Varus collapse of 5-10⁰ was observed in 33.3% of patients with Grade 4 Singh index, and varus collapse of >10⁰ was observed in three patients (two in grade 4 and one in grade 3). The observed difference was not statistically significant (p=0.551). (Table 5)
Most participants (>80%) in both groups have limb shortening of 1- 2cm. Limb shortening of > 2cm was observed in 3.2% (n=1)in those fixed with SHC only and 7.1%(n=1) in those specified by SHC with HV plates. The observed difference was not statistically significant (p-value 0.262).
In most participants, >90% of patients had callus formation at 6 weeks in both groups (i.e., SHC only and those fixed by SHC with HV plate). There is no statistically significant difference in callus formation among the two groups (p-value 0.530).
Out of 45 participants, 12 (26.7%) had osteoporosis of grade 3 by the Singh index. Only one patient (2.2%) with Singh index grade 4 had implant loosening. This shows there is no statistical relationship found between osteoporosis and implant loosening (p=0.706), which is against the knowledge that osteoporosis does accelerate implant loosening. This can be explained by the short time of the study; hence, several implant loosening was observed.
In this study, implant loosening occurred in one patient with an unstable fracture pattern and inadequate reduction; Figure 3 shows preoperative and postoperative radiographs with screw cut out/implant loosening.
Conclusions
Trochanteric fractures fixed with either SHC only or SHC with an HV plate had no difference in callus formation, limb length discrepancy, or infection. However, there is a statistical difference in varus collapse among the cohort groups. Patients who had been treated by SHC with an HV plate had less varus collapse compared to those treated with SHC only.
Varus collapse is associated with unstable fracture patterns, inadequate reduction, and implant choice.

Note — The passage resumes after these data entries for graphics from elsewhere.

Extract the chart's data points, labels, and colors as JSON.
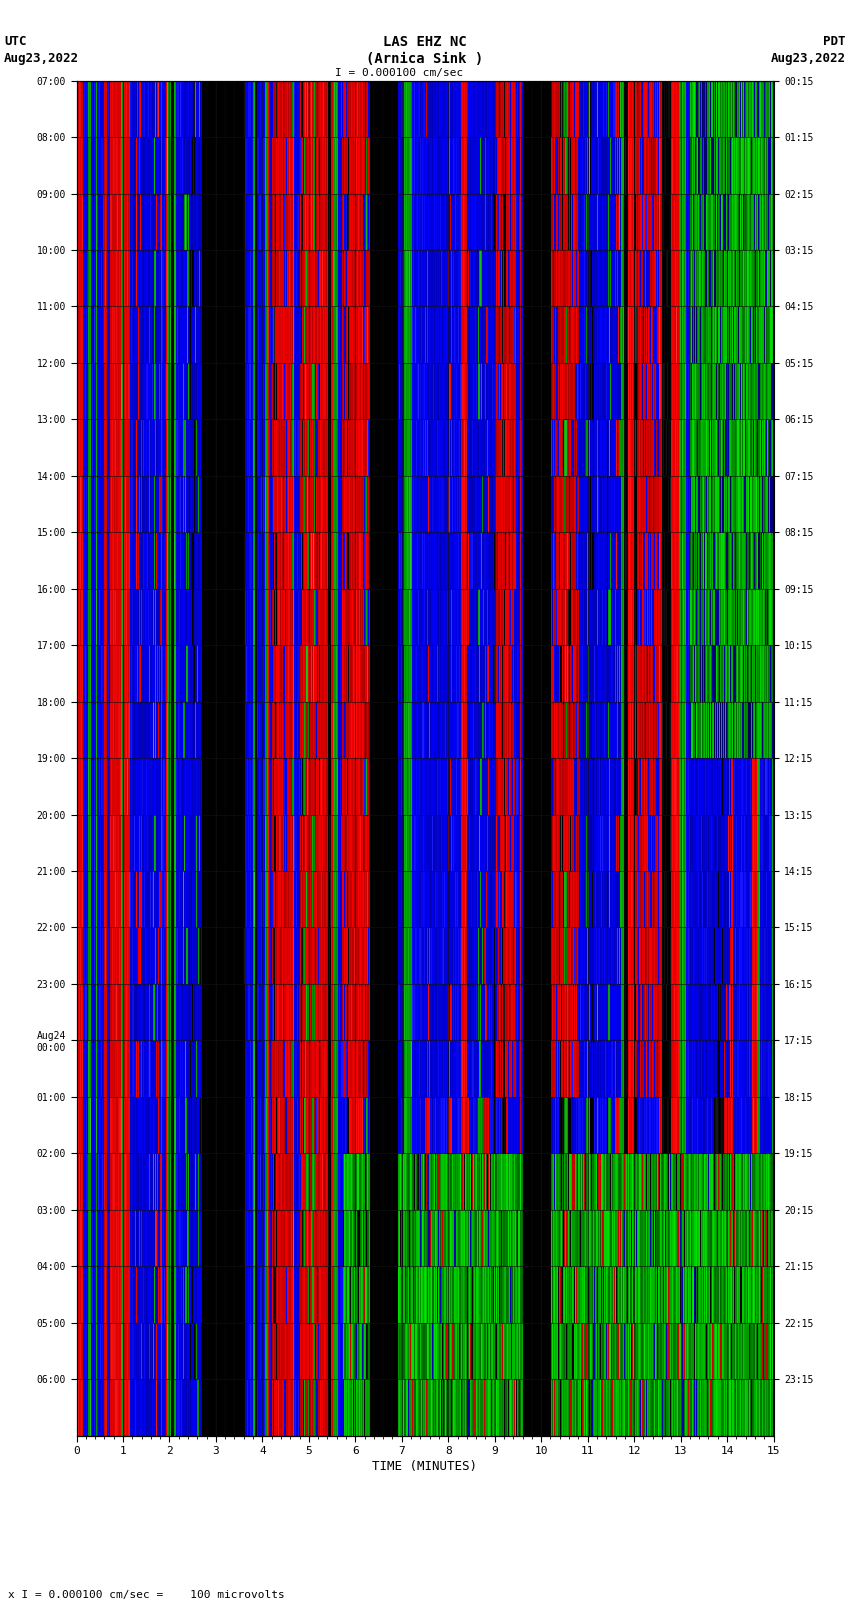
{
  "title_line1": "LAS EHZ NC",
  "title_line2": "(Arnica Sink )",
  "title_scale": "I = 0.000100 cm/sec",
  "left_header1": "UTC",
  "left_header2": "Aug23,2022",
  "right_header1": "PDT",
  "right_header2": "Aug23,2022",
  "left_ytick_labels": [
    "07:00",
    "08:00",
    "09:00",
    "10:00",
    "11:00",
    "12:00",
    "13:00",
    "14:00",
    "15:00",
    "16:00",
    "17:00",
    "18:00",
    "19:00",
    "20:00",
    "21:00",
    "22:00",
    "23:00",
    "Aug24\n00:00",
    "01:00",
    "02:00",
    "03:00",
    "04:00",
    "05:00",
    "06:00"
  ],
  "right_ytick_labels": [
    "00:15",
    "01:15",
    "02:15",
    "03:15",
    "04:15",
    "05:15",
    "06:15",
    "07:15",
    "08:15",
    "09:15",
    "10:15",
    "11:15",
    "12:15",
    "13:15",
    "14:15",
    "15:15",
    "16:15",
    "17:15",
    "18:15",
    "19:15",
    "20:15",
    "21:15",
    "22:15",
    "23:15"
  ],
  "xlabel": "TIME (MINUTES)",
  "xtick_values": [
    0,
    1,
    2,
    3,
    4,
    5,
    6,
    7,
    8,
    9,
    10,
    11,
    12,
    13,
    14,
    15
  ],
  "bottom_note": "x I = 0.000100 cm/sec =    100 microvolts",
  "fig_width": 8.5,
  "fig_height": 16.13,
  "dpi": 100,
  "num_rows": 24,
  "num_cols": 750,
  "background_color": "#ffffff"
}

In this study, osteoporosis seemed to have no relation with the loosening of the implant/ screw cut out; this can be due to short study duration.
Acknowledgments
I wish to express my sincere gratitude to my supervisor, Dr. Billy Haonga, Dr. Goodluck R. Maro, for statistical support and to all members of staff in the Department of Orthopaedic and Traumatology MUHAS and MOI for their input during the development, patient follow-up and analysis of this research. Lastly, my appreciation goes to the MOI administrative department for permission to conduct this study.